A través de un video en la plataforma X, se constató cómo la lancha fue impactada hasta arder en llamas. Tras el bombardeo, el Comando Sur de Estados Unidos informó que notificó a la Guardia Costera para activar los protocolos de búsqueda y rescate de los sobrevivientes. No obstante, las fuerzas armadas no han presentado pruebas que demuestren que el navío transportaba sustancias ilícitas.
Aunque la Casa Blanca justifica estas incursiones bajo el argumento de un «conflicto armado» para frenar las sobredosis en su país, la estrategia enfrenta severos cuestionamientos:
- Eficacia dudosa: Críticos señalan que los narcóticos letales, como el fentanilo, ingresan principalmente por vía terrestre desde la frontera con México.
- Vacíos legales: Expertos en derecho militar alertan sobre la ilegalidad de las operaciones.
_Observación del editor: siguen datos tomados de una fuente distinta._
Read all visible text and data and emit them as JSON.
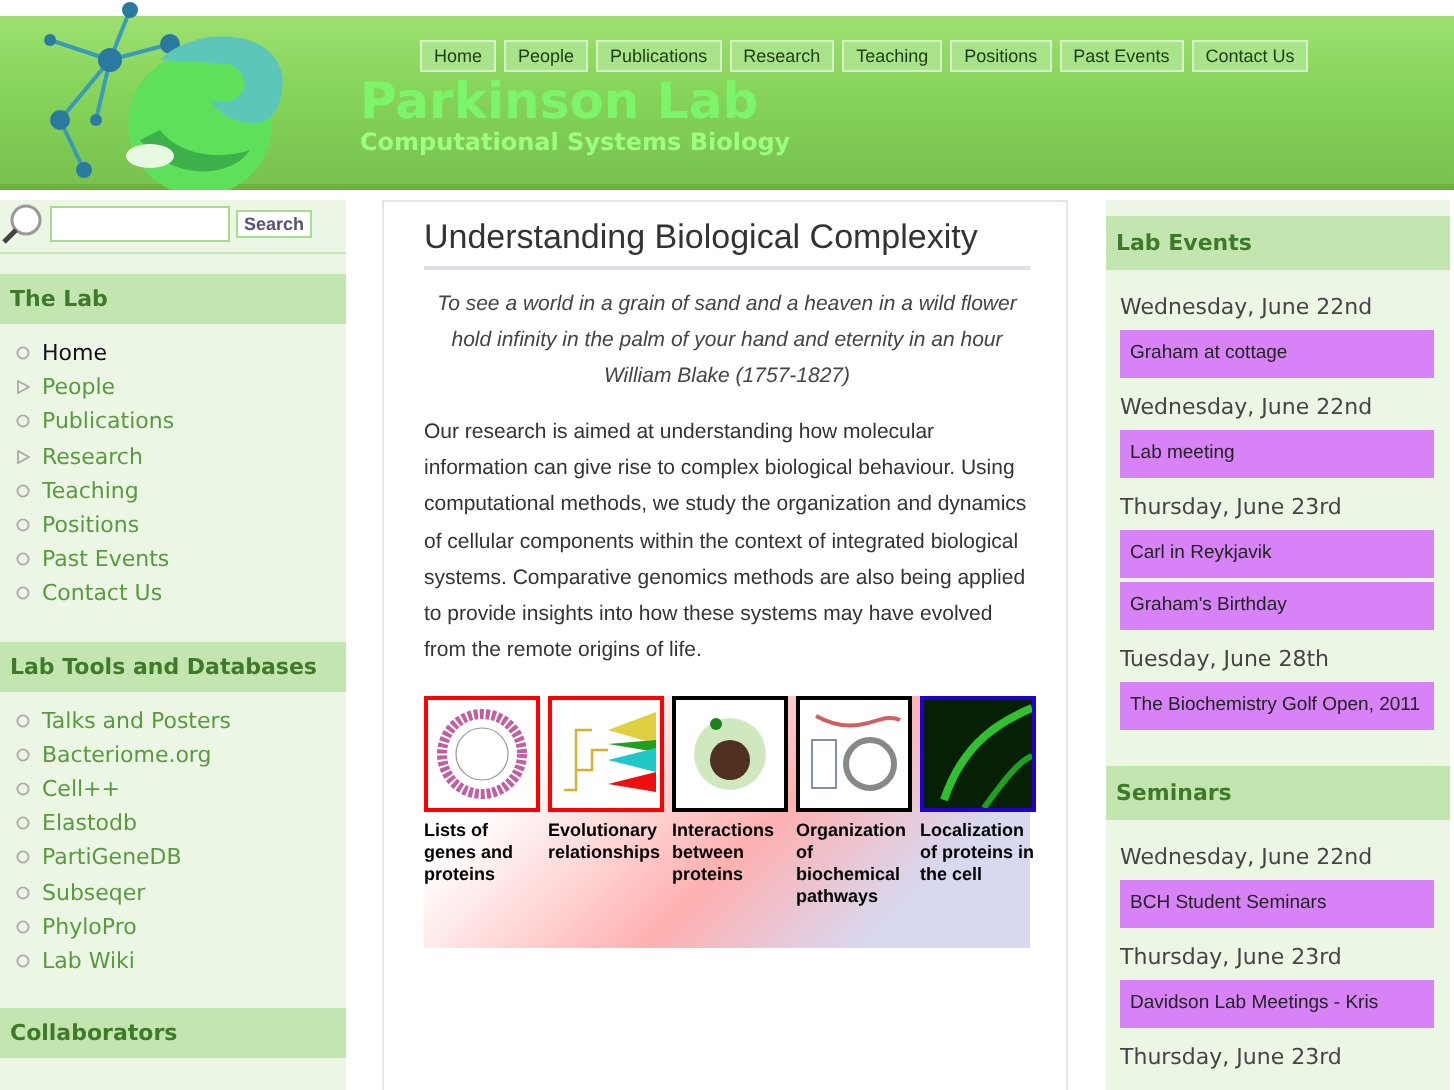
{
  "header": {
    "title": "Parkinson Lab",
    "subtitle": "Computational Systems Biology"
  },
  "nav": [
    {
      "label": "Home"
    },
    {
      "label": "People"
    },
    {
      "label": "Publications"
    },
    {
      "label": "Research"
    },
    {
      "label": "Teaching"
    },
    {
      "label": "Positions"
    },
    {
      "label": "Past Events"
    },
    {
      "label": "Contact Us"
    }
  ],
  "search": {
    "button": "Search"
  },
  "sidebar": [
    {
      "title": "The Lab",
      "items": [
        {
          "label": "Home",
          "kind": "circle",
          "selected": true
        },
        {
          "label": "People",
          "kind": "triangle",
          "selected": false
        },
        {
          "label": "Publications",
          "kind": "circle",
          "selected": false
        },
        {
          "label": "Research",
          "kind": "triangle",
          "selected": false
        },
        {
          "label": "Teaching",
          "kind": "circle",
          "selected": false
        },
        {
          "label": "Positions",
          "kind": "circle",
          "selected": false
        },
        {
          "label": "Past Events",
          "kind": "circle",
          "selected": false
        },
        {
          "label": "Contact Us",
          "kind": "circle",
          "selected": false
        }
      ]
    },
    {
      "title": "Lab Tools and Databases",
      "items": [
        {
          "label": "Talks and Posters",
          "kind": "circle",
          "selected": false
        },
        {
          "label": "Bacteriome.org",
          "kind": "circle",
          "selected": false
        },
        {
          "label": "Cell++",
          "kind": "circle",
          "selected": false
        },
        {
          "label": "Elastodb",
          "kind": "circle",
          "selected": false
        },
        {
          "label": "PartiGeneDB",
          "kind": "circle",
          "selected": false
        },
        {
          "label": "Subseqer",
          "kind": "circle",
          "selected": false
        },
        {
          "label": "PhyloPro",
          "kind": "circle",
          "selected": false
        },
        {
          "label": "Lab Wiki",
          "kind": "circle",
          "selected": false
        }
      ]
    },
    {
      "title": "Collaborators"
    }
  ],
  "main": {
    "heading": "Understanding Biological Complexity",
    "quote": [
      "To see a world in a grain of sand and a heaven in a wild flower",
      "hold infinity in the palm of your hand and eternity in an hour",
      "William Blake (1757-1827)"
    ],
    "body": "Our research is aimed at understanding how molecular information can give rise to complex biological behaviour. Using computational methods, we study the organization and dynamics of cellular components within the context of integrated biological systems. Comparative genomics methods are also being applied to provide insights into how these systems may have evolved from the remote origins of life.",
    "figure": [
      {
        "caption": "Lists of genes and proteins",
        "color": "#ff0000",
        "kind": "ring"
      },
      {
        "caption": "Evolutionary relationships",
        "color": "#ff0000",
        "kind": "tree"
      },
      {
        "caption": "Interactions between proteins",
        "color": "#000000",
        "kind": "network"
      },
      {
        "caption": "Organization of biochemical pathways",
        "color": "#000000",
        "kind": "pathway"
      },
      {
        "caption": "Localization of proteins in the cell",
        "color": "#2200cc",
        "kind": "cell"
      }
    ]
  },
  "panels": [
    {
      "title": "Lab Events",
      "days": [
        {
          "date": "Wednesday, June 22nd",
          "events": [
            "Graham at cottage"
          ]
        },
        {
          "date": "Wednesday, June 22nd",
          "events": [
            "Lab meeting"
          ]
        },
        {
          "date": "Thursday, June 23rd",
          "events": [
            "Carl in Reykjavik",
            "Graham's Birthday"
          ]
        },
        {
          "date": "Tuesday, June 28th",
          "events": [
            "The Biochemistry Golf Open, 2011"
          ]
        }
      ]
    },
    {
      "title": "Seminars",
      "days": [
        {
          "date": "Wednesday, June 22nd",
          "events": [
            "BCH Student Seminars"
          ]
        },
        {
          "date": "Thursday, June 23rd",
          "events": [
            "Davidson Lab Meetings - Kris"
          ]
        },
        {
          "date": "Thursday, June 23rd"
        }
      ]
    }
  ]
}
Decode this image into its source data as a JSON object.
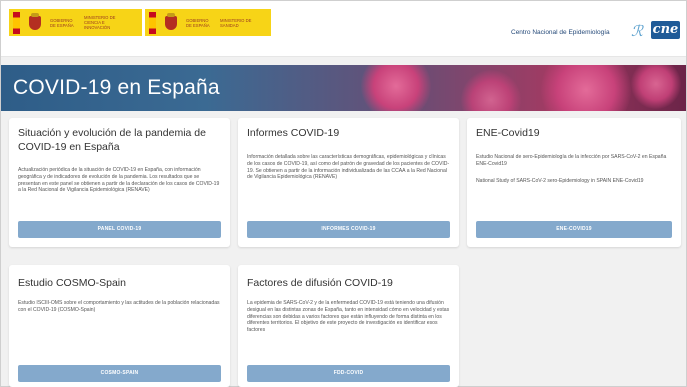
{
  "header": {
    "gov_logo_1": {
      "gobierno": "GOBIERNO DE ESPAÑA",
      "ministerio": "MINISTERIO DE CIENCIA E INNOVACIÓN"
    },
    "gov_logo_2": {
      "gobierno": "GOBIERNO DE ESPAÑA",
      "ministerio": "MINISTERIO DE SANIDAD"
    },
    "centro_link": "Centro Nacional de Epidemiología",
    "cne_logo_text": "cne"
  },
  "banner": {
    "title": "COVID-19 en España"
  },
  "cards": [
    {
      "title": "Situación y evolución de la pandemia de COVID-19 en España",
      "description": "Actualización periódica de la situación de COVID-19 en España, con información geográfica y de indicadores de evolución de la pandemia. Los resultados que se presentan en este panel se obtienen a partir de la declaración de los casos de COVID-19 a la Red Nacional de Vigilancia Epidemiológica (RENAVE)",
      "button": "PANEL COVID-19"
    },
    {
      "title": "Informes COVID-19",
      "description": "Información detallada sobre las características demográficas, epidemiológicas y clínicas de los casos de COVID-19, así como del patrón de gravedad de los pacientes de COVID-19. Se obtienen a partir de la información individualizada de las CCAA a la Red Nacional de Vigilancia Epidemiológica (RENAVE)",
      "button": "INFORMES COVID-19"
    },
    {
      "title": "ENE-Covid19",
      "description": "Estudio Nacional de sero-Epidemiología de la infección por SARS-CoV-2 en España ENE-Covid19",
      "description2": "National Study of SARS-CoV-2 sero-Epidemiology in SPAIN ENE-Covid19",
      "button": "ENE-COVID19"
    },
    {
      "title": "Estudio COSMO-Spain",
      "description": "Estudio ISCIII-OMS sobre el comportamiento y las actitudes de la población relacionadas con el COVID-19 (COSMO-Spain)",
      "button": "COSMO-SPAIN"
    },
    {
      "title": "Factores de difusión COVID-19",
      "description": "La epidemia de SARS-CoV-2 y de la enfermedad COVID-19 está teniendo una difusión desigual en las distintas zonas de España, tanto en intensidad cómo en velocidad y estas diferencias son debidas a varios factores que están influyendo de forma distinta en los diferentes territorios. El objetivo de este proyecto de investigación es identificar esos factores",
      "button": "FDD-COVID"
    }
  ],
  "colors": {
    "gov_yellow": "#f7d417",
    "button_blue": "#84a9cc",
    "cne_blue": "#1f5b98",
    "banner_virus_pink": "#c8427a"
  }
}
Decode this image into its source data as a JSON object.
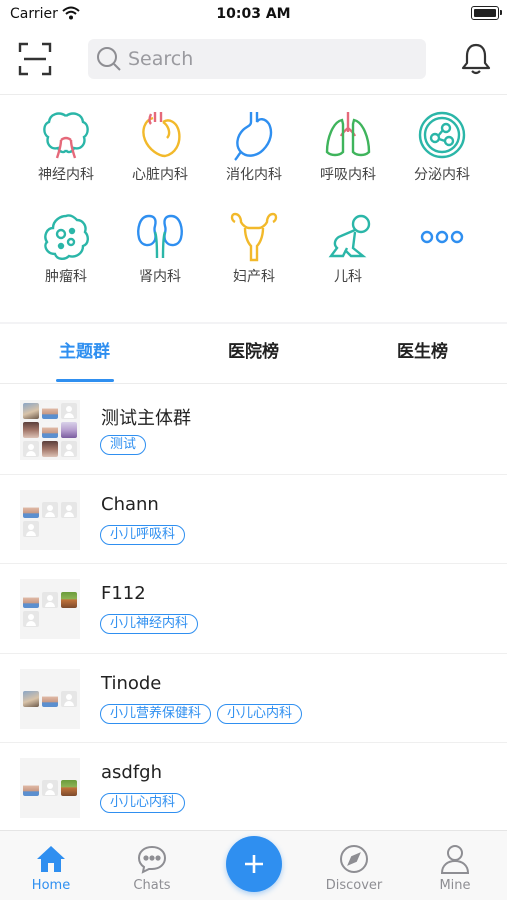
{
  "status_bar": {
    "carrier": "Carrier",
    "time": "10:03 AM"
  },
  "header": {
    "search_placeholder": "Search"
  },
  "colors": {
    "accent": "#2f8ff0",
    "teal": "#2bb6a8",
    "yellow": "#f2b92b",
    "pink": "#e5697a",
    "green": "#3fb45c"
  },
  "categories": [
    {
      "label": "神经内科",
      "icon": "brain-icon"
    },
    {
      "label": "心脏内科",
      "icon": "heart-icon"
    },
    {
      "label": "消化内科",
      "icon": "stomach-icon"
    },
    {
      "label": "呼吸内科",
      "icon": "lungs-icon"
    },
    {
      "label": "分泌内科",
      "icon": "endocrine-icon"
    },
    {
      "label": "肿瘤科",
      "icon": "tumor-icon"
    },
    {
      "label": "肾内科",
      "icon": "kidney-icon"
    },
    {
      "label": "妇产科",
      "icon": "uterus-icon"
    },
    {
      "label": "儿科",
      "icon": "baby-icon"
    },
    {
      "label": "",
      "icon": "more-icon"
    }
  ],
  "tabs": [
    {
      "label": "主题群",
      "active": true
    },
    {
      "label": "医院榜",
      "active": false
    },
    {
      "label": "医生榜",
      "active": false
    }
  ],
  "groups": [
    {
      "name": "测试主体群",
      "tags": [
        "测试"
      ]
    },
    {
      "name": "Chann",
      "tags": [
        "小儿呼吸科"
      ]
    },
    {
      "name": "F112",
      "tags": [
        "小儿神经内科"
      ]
    },
    {
      "name": "Tinode",
      "tags": [
        "小儿营养保健科",
        "小儿心内科"
      ]
    },
    {
      "name": "asdfgh",
      "tags": [
        "小儿心内科"
      ]
    }
  ],
  "bottom_nav": {
    "home": "Home",
    "chats": "Chats",
    "discover": "Discover",
    "mine": "Mine"
  }
}
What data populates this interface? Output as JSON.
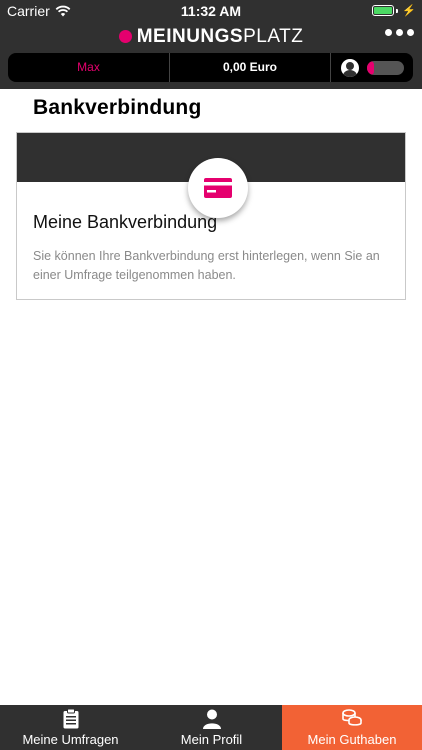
{
  "status_bar": {
    "carrier": "Carrier",
    "time": "11:32 AM"
  },
  "header": {
    "logo_bold": "MEINUNGS",
    "logo_light": "PLATZ",
    "user_name": "Max",
    "balance": "0,00 Euro",
    "profile_progress": 0.2
  },
  "page": {
    "title": "Bankverbindung"
  },
  "card": {
    "icon": "credit-card-icon",
    "title": "Meine Bankverbindung",
    "text": "Sie können Ihre Bankverbindung erst hinterlegen, wenn Sie an einer Umfrage teilgenommen haben."
  },
  "tabs": [
    {
      "label": "Meine Umfragen",
      "icon": "clipboard-icon",
      "active": false
    },
    {
      "label": "Mein Profil",
      "icon": "person-icon",
      "active": false
    },
    {
      "label": "Mein Guthaben",
      "icon": "coins-icon",
      "active": true
    }
  ],
  "colors": {
    "brand": "#e5006e",
    "dark": "#303030",
    "active_tab": "#f26235"
  }
}
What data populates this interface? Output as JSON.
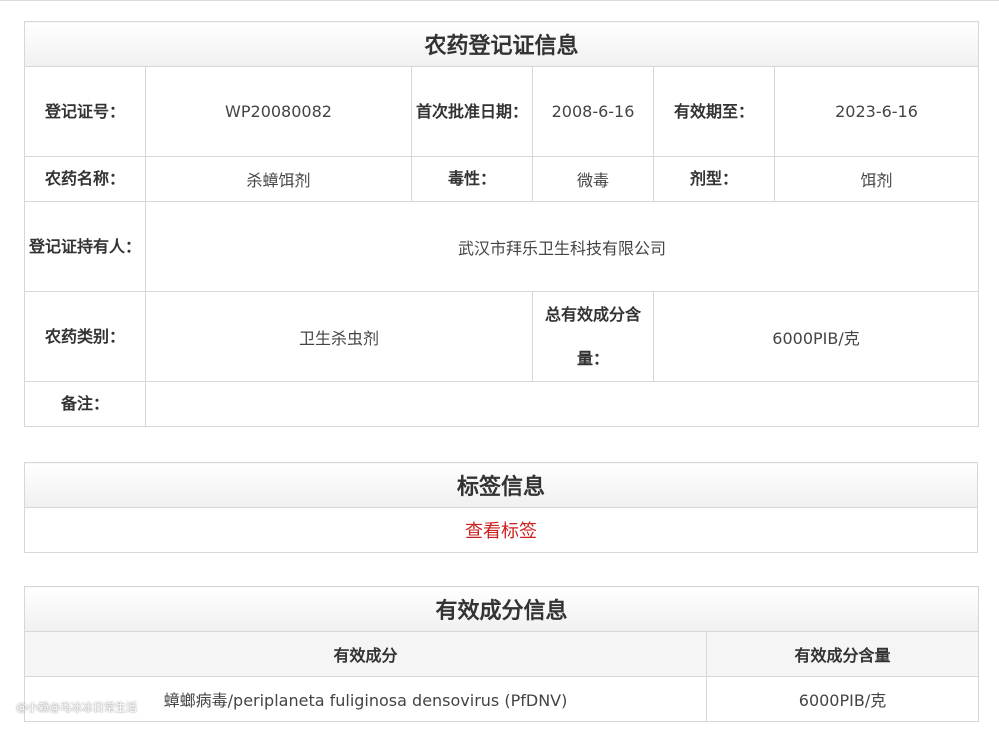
{
  "registration": {
    "title": "农药登记证信息",
    "rows": {
      "reg_no_label": "登记证号：",
      "reg_no": "WP20080082",
      "first_date_label": "首次批准日期：",
      "first_date": "2008-6-16",
      "valid_label": "有效期至：",
      "valid_until": "2023-6-16",
      "name_label": "农药名称：",
      "name": "杀蟑饵剂",
      "toxicity_label": "毒性：",
      "toxicity": "微毒",
      "formulation_label": "剂型：",
      "formulation": "饵剂",
      "holder_label": "登记证持有人：",
      "holder": "武汉市拜乐卫生科技有限公司",
      "category_label": "农药类别：",
      "category": "卫生杀虫剂",
      "total_content_label": "总有效成分含量：",
      "total_content": "6000PIB/克",
      "remarks_label": "备注：",
      "remarks": ""
    }
  },
  "label_info": {
    "title": "标签信息",
    "view_link": "查看标签"
  },
  "ingredients": {
    "title": "有效成分信息",
    "headers": [
      "有效成分",
      "有效成分含量"
    ],
    "rows": [
      {
        "name": "蟑螂病毒/periplaneta fuliginosa densovirus (PfDNV)",
        "content": "6000PIB/克"
      }
    ]
  },
  "watermark": "@小赖@马冰冰日常生活"
}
Preocupa especialmente un caso previo donde un segundo ataque liquidó a náufragos que ya habían sobrevivido a un primer impacto.
Pese a que el gobierno estadounidense sostiene que actúa en «legítima defensa» y bajo las leyes de la guerra, el organismo de control del Pentágono anunció una investigación para evaluar si las fuerzas armadas respetaron el marco de selección de objetivos establecido en sus protocolos.